‘It’s all stolen money,’ he often said with a voice stuffed full of pride, whenever he saw yet another person who had built a house or bought a new car. ‘How could he possibly afford that on a civil servant’s salary? At least ‘I’ll always be remembered for my honesty. Nobody can say I stole a farthing.’

I did not think anybody would have been blind enough to accuse my father of stealing public funds. Anybody could see that he did not have any farthings. Uncle Boniface, on the other hand, was foul-smelling rich. Popular gist held that he was a 419er, living large off funds he scammed from unsuspecting foreigners who believed the yarns he spun through emails and faxes. Each time his name was mentioned, my father would go into a tirade.

‘I don’t know why you people even mention his name,’ he would say to my mother. ‘You people need to realise that such a person is a disgrace to have in one’s family.’

The pregnant woman beside me brought out a small bottle of water from her bag. She sipped in small, hushed gulps.
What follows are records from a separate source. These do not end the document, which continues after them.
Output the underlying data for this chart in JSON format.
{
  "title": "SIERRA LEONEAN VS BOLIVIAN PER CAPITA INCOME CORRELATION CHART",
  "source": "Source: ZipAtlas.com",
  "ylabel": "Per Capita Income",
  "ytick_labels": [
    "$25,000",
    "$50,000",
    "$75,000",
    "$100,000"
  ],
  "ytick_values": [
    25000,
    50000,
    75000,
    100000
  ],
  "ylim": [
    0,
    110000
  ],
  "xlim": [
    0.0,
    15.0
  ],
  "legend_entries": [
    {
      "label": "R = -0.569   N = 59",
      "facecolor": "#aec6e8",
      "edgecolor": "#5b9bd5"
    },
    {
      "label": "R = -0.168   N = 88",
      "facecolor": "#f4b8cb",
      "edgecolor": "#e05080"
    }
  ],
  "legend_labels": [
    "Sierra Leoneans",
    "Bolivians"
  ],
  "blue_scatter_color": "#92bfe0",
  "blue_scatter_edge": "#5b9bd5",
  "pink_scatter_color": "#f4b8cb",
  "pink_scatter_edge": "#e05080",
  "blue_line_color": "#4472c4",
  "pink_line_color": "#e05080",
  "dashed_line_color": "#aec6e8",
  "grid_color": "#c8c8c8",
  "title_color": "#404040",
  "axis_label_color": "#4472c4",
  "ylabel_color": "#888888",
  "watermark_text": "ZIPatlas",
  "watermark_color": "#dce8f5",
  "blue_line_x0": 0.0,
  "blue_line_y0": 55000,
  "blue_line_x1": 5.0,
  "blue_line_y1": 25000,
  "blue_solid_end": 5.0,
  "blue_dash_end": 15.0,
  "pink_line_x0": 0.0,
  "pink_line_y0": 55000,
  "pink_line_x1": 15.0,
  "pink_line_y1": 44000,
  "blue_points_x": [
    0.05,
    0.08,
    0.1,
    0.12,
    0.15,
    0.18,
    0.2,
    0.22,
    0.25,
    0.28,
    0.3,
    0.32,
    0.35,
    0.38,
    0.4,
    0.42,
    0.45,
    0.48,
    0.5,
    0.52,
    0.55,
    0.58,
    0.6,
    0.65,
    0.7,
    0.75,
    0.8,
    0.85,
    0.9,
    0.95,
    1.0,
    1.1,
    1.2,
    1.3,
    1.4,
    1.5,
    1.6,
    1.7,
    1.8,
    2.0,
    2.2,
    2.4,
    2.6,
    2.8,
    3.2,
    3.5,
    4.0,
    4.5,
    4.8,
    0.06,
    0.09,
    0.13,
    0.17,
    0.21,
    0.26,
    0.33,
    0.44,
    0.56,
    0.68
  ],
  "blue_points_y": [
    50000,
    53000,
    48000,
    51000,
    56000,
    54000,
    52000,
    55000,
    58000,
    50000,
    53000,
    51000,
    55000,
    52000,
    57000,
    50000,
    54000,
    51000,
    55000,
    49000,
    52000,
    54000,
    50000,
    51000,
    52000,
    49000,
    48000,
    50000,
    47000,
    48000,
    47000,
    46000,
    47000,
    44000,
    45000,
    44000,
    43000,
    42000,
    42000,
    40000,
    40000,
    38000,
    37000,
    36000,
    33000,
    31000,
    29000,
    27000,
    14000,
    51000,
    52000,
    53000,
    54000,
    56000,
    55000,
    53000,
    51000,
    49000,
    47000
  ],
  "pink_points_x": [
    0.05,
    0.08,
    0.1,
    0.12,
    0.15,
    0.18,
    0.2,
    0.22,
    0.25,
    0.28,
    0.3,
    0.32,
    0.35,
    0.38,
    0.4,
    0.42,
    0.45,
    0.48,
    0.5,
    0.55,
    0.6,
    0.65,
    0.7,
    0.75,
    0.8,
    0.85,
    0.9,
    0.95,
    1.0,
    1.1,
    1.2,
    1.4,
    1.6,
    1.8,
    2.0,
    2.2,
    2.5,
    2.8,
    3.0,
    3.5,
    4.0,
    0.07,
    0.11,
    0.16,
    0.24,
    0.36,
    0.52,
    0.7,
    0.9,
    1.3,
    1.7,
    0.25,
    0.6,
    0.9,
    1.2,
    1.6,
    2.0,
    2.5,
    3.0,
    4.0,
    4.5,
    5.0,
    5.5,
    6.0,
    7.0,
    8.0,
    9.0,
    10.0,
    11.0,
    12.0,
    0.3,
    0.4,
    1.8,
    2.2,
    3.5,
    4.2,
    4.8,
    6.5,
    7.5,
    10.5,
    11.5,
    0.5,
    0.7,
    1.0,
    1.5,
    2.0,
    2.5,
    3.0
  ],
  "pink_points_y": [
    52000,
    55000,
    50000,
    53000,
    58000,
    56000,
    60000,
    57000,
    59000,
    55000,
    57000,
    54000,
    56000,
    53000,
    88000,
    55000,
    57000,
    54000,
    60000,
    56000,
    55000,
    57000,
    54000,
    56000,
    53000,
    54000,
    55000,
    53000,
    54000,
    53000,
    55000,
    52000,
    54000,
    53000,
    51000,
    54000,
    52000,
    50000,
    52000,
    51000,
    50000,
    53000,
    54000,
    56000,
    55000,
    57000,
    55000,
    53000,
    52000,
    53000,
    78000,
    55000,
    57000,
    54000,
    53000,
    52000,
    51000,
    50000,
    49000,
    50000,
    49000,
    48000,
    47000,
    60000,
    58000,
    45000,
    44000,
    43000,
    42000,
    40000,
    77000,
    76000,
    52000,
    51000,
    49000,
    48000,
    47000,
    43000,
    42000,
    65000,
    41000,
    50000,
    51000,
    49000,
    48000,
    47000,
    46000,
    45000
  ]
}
The preacher returned to Luke and to the deep voice. To further illustrate The Rich Man’s sorrow, he knelt down on the cement floor, placed one of his palms upwards in the other, and switched to a high-pitched voice. He mimicked how The Rich Man had begged Papa Abraham to allow Lazarus to fetch him a drop of water and how the patriarch had declined. He described how The Rich Man had requested that Lazarus should go on an errand to warn his family of this place. For one split second, I assumed that he had been there while it all happened.

Suddenly, the preacher’s voice evaporated. The electric fans stopped swishing, the lights stopped shining, and the hall became still as death. One of the omnipresent hitches with the National Electric Power Authority supply had struck. In keeping with their more popular acronym – Never Expect Power Always – power had been cut.